Part three of the top 111 free agents takes up through No. 41. This portion of the rankings includes several veteran bats nearing the end and some pitchers who will need to finish strong if they hope to land multiyear deals.

(All ages as of April 1, 2012)

* denotes players with contract options

60. Omar Infante (30 – Marlins): A stunning All-Star as a utilityman for the Braves last season, Infante has flopped as a regular so far this year, hitting just .254/.295/.311 for the Marlins. He is better than this, and I think he’ll bounce back enough in the second half to get another gig as a starting second baseman next year. However, he has a long way to go if he’s going to get another multiyear deal.

59. Brad Penny (33 – Tigers): Penny gave up eight runs in his Tigers debut and had an 8.44 ERA after four starts, but he’s gone 5-4 with a 3.62 ERA in his last 11 turns. Penny has gotten more and more grounders through the years, so even though his strikeout rate has collapsed, he’s still a decent bet going forward. Of course, he’s never really put together six good months and he isn’t likely to start now. What will continue to get him paid is that he can be an above average starter for three months at a time.

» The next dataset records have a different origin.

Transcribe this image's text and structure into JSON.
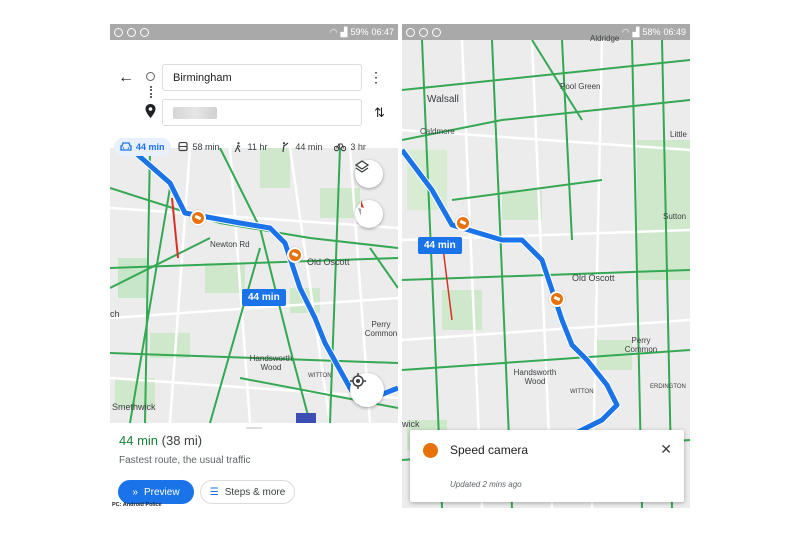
{
  "status_left": {
    "battery": "59%",
    "time": "06:47"
  },
  "status_right": {
    "battery": "58%",
    "time": "06:49"
  },
  "directions": {
    "origin": "Birmingham",
    "destination_placeholder": ""
  },
  "modes": [
    {
      "icon": "car-icon",
      "label": "44 min"
    },
    {
      "icon": "bus-icon",
      "label": "58 min"
    },
    {
      "icon": "walk-icon",
      "label": "11 hr"
    },
    {
      "icon": "rideshare-icon",
      "label": "44 min"
    },
    {
      "icon": "bike-icon",
      "label": "3 hr"
    }
  ],
  "left_map": {
    "route_label": "44 min",
    "places": {
      "newton_rd": "Newton Rd",
      "old_oscott": "Old Oscott",
      "perry_common": "Perry Common",
      "handsworth_wood": "Handsworth Wood",
      "smethwick": "Smethwick",
      "witton": "WITTON",
      "edge_h": "ch"
    }
  },
  "route_summary": {
    "time": "44 min",
    "distance": "(38 mi)",
    "description": "Fastest route, the usual traffic",
    "preview_label": "Preview",
    "steps_label": "Steps & more"
  },
  "credit": "PC: Android Police",
  "right_map": {
    "route_label": "44 min",
    "places": {
      "aldridge": "Aldridge",
      "walsall": "Walsall",
      "pool_green": "Pool Green",
      "caldmore": "Caldmore",
      "little": "Little",
      "sutton": "Sutton",
      "old_oscott": "Old Oscott",
      "perry_common": "Perry Common",
      "handsworth_wood": "Handsworth Wood",
      "witton": "WITTON",
      "erdington": "ERDINGTON",
      "edge_wick": "wick"
    }
  },
  "speed_camera_popup": {
    "title": "Speed camera",
    "updated": "Updated 2 mins ago"
  },
  "colors": {
    "route": "#1a73e8",
    "traffic_green": "#34a853",
    "camera": "#e8710a"
  }
}
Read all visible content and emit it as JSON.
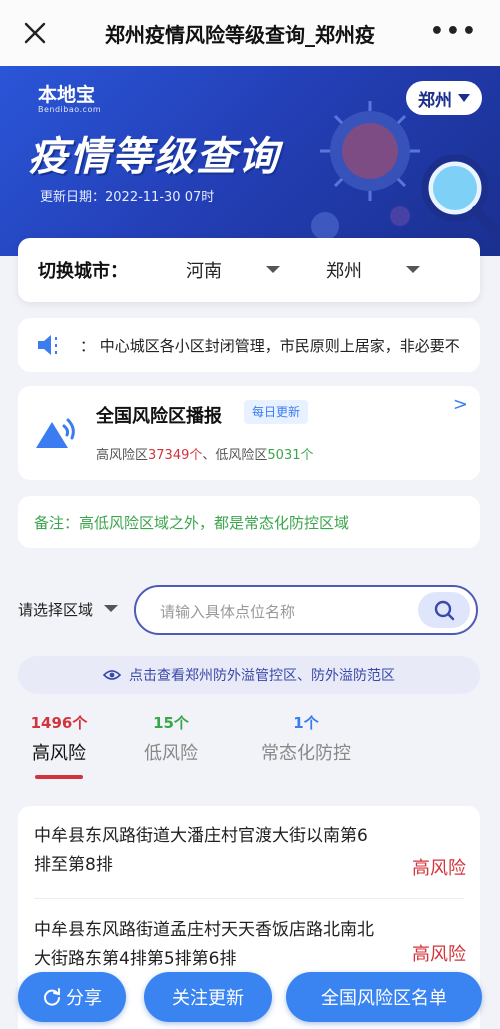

58. Jeff Francoeur (27 – Royals)*: Was there really any reason to expect this year would be different? Francoeur has followed up his hot April by posting a .675 OPS in May and a .562 OPS so far in June. For the season, he’s still been a somewhat above average regular, and if he can end the year with 20 homers and 20 steals, he may well find a team willing to pay him $5 million next year. Really, though, he’s a glorified platoon player. The mutual option on his deal is worth $3 million and can be voided by either party.

57. Johnny Damon (38 – Rays): Still trucking along, Damon has hit .267/.318/.413 with eight homers in 281 at-bats for the Rays this season. Assuming that he stays healthy, he should finish the season with about 2,730 hits, putting him on pace to reach 3,000 in 2013 if he can find a team willing to keep playing him regularly.

56. Joe Nathan (37 – Twins)*: There’s still time for him to turn it around, but Nathan’s first year back from Tommy John surgery has been a big struggle, as he’s given up 15 runs — 13 earned — in 15 1/3 innings. The Twins are sure to decline his $12.5 million option for 2011 even if he does return as a quality closer in the second half, but they’ll likely have quite a bit of interest in re-signing him.

55. Magglio Ordonez (38 – Tigers): The Tigers re-signed Ordonez for $10 million after he hit .303/.378/.474 in 323 at-bats last year, but he’s fallen all of the way to .172/.232/.224 in 116 at-bats this season. Obviously, he’s going to have to prove it’s an aberration if he’s going to command even half that salary next year.

54. Aaron Harang (33 – Padres)*: Harang made the right call last winter, signing with San Diego in an attempt to resuscitate his career. He’s 7-2 with a 3.71 ERA after 13 starts. Still, one wonders if he’ll be looked at it much the same way Jon Garland was last winter, especially if his road ERA ends up close to his current 4.84 mark. He’d be best off sticking with the Padres if they want him back and are willing to pay him a competitive salary. His deal includes a $5 million mutual option.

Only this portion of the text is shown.